In any people-based industry, a great deal of psychology is constantly at play. And, in an emotion-based industry like real estate, this is only increased. Keep these psychological strategies in mind to ensure that your mind isn’t playing tricks on you when you’re shopping for your next home!

Charm Pricing 

Have you ever noticed how many stores and companies have products priced with the last digit ending in 9 rather than just a whole number? Some companies like Apple even exclusively price their products in this way, like the newest iPhone’s price tag at $699.

Apple's Phone Lineup 2020 Charm Pricing
Apple’s Charm Pricing Photo Credit: ZD Net

There is actually a psychological motivation behind this: charm pricing, a strategy used to get consumers to buy a product with certain prices. Charm pricing, also known as psychological pricing, uses odd numbers, usually 9, to demonstrate perceived values to shoppers and convince them to buy the product. Researchers at the University of Chicago and MIT found this principle to be true after setting prices of women’s clothing at $34, $39, and $44. Even though it is the most expensive option, the items sold best at $39.
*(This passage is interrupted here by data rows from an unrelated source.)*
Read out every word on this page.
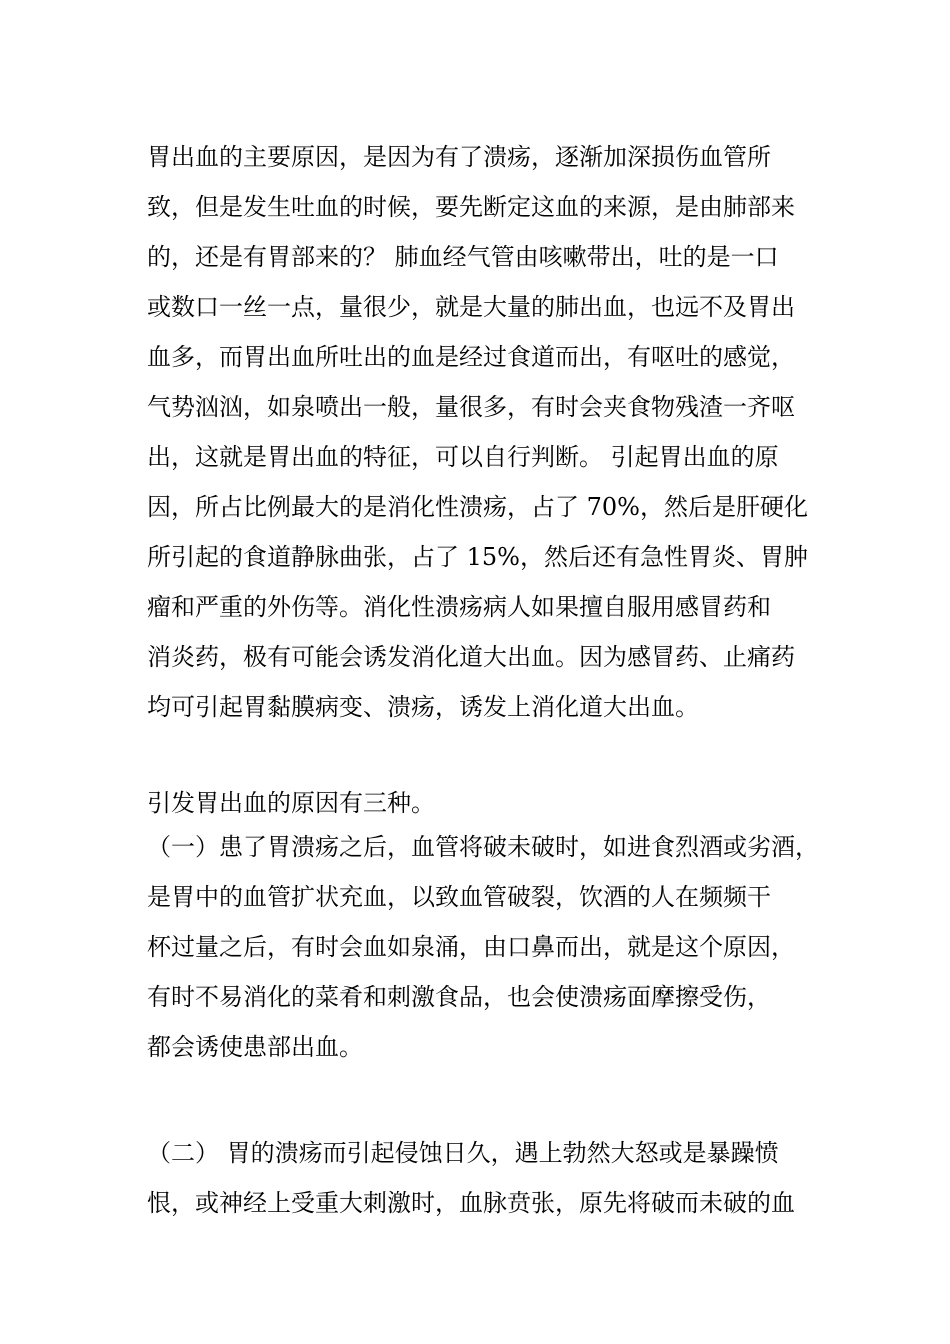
胃出血的主要原因，是因为有了溃疡，逐渐加深损伤血管所
致，但是发生吐血的时候，要先断定这血的来源，是由肺部来
的，还是有胃部来的？ 肺血经气管由咳嗽带出，吐的是一口
或数口一丝一点，量很少，就是大量的肺出血，也远不及胃出
血多，而胃出血所吐出的血是经过食道而出，有呕吐的感觉，
气势汹汹，如泉喷出一般，量很多，有时会夹食物残渣一齐呕
出，这就是胃出血的特征，可以自行判断。 引起胃出血的原
因，所占比例最大的是消化性溃疡，占了 70%，然后是肝硬化
所引起的食道静脉曲张，占了 15%，然后还有急性胃炎、胃肿
瘤和严重的外伤等。消化性溃疡病人如果擅自服用感冒药和
消炎药，极有可能会诱发消化道大出血。因为感冒药、止痛药
均可引起胃黏膜病变、溃疡，诱发上消化道大出血。
引发胃出血的原因有三种。
（一）患了胃溃疡之后，血管将破未破时，如进食烈酒或劣酒，
是胃中的血管扩状充血，以致血管破裂，饮酒的人在频频干
杯过量之后，有时会血如泉涌，由口鼻而出，就是这个原因，
有时不易消化的菜肴和刺激食品，也会使溃疡面摩擦受伤，
都会诱使患部出血。
（二） 胃的溃疡而引起侵蚀日久，遇上勃然大怒或是暴躁愤
恨，或神经上受重大刺激时，血脉贲张，原先将破而未破的血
This tactic is often applied to housing as well. According to research from the Journal of Real Estate Finance and Economics, knocking a list price down from $300,000 to $299,000 yields a premium of 2.5% to 3% when the home sells. On the other hand, cutting the list price from $250,000 to $249,000 doesn’t have an effect because only the leftmost digit matters in this principle. Another way that this tactic works is that buyers often cap their budget at a rounded number like $500,000. So even if the house is worth $500,000, listing the house at $499,000 causes it to show up in more online searches. 

Use of Emotions

Buying and selling a house is one of the most emotional, personal decisions that people make in their lives. For example, some buyers insist on selling for no less than they paid for the house, which causes them to ignore the realities of the market. Research from the Journal of House Economics found that homeowners overestimate the value of their properties by between 5% and 10%. When buyers stick to their idea of what the home is worth instead of what the market will pay, their homes stay on the market.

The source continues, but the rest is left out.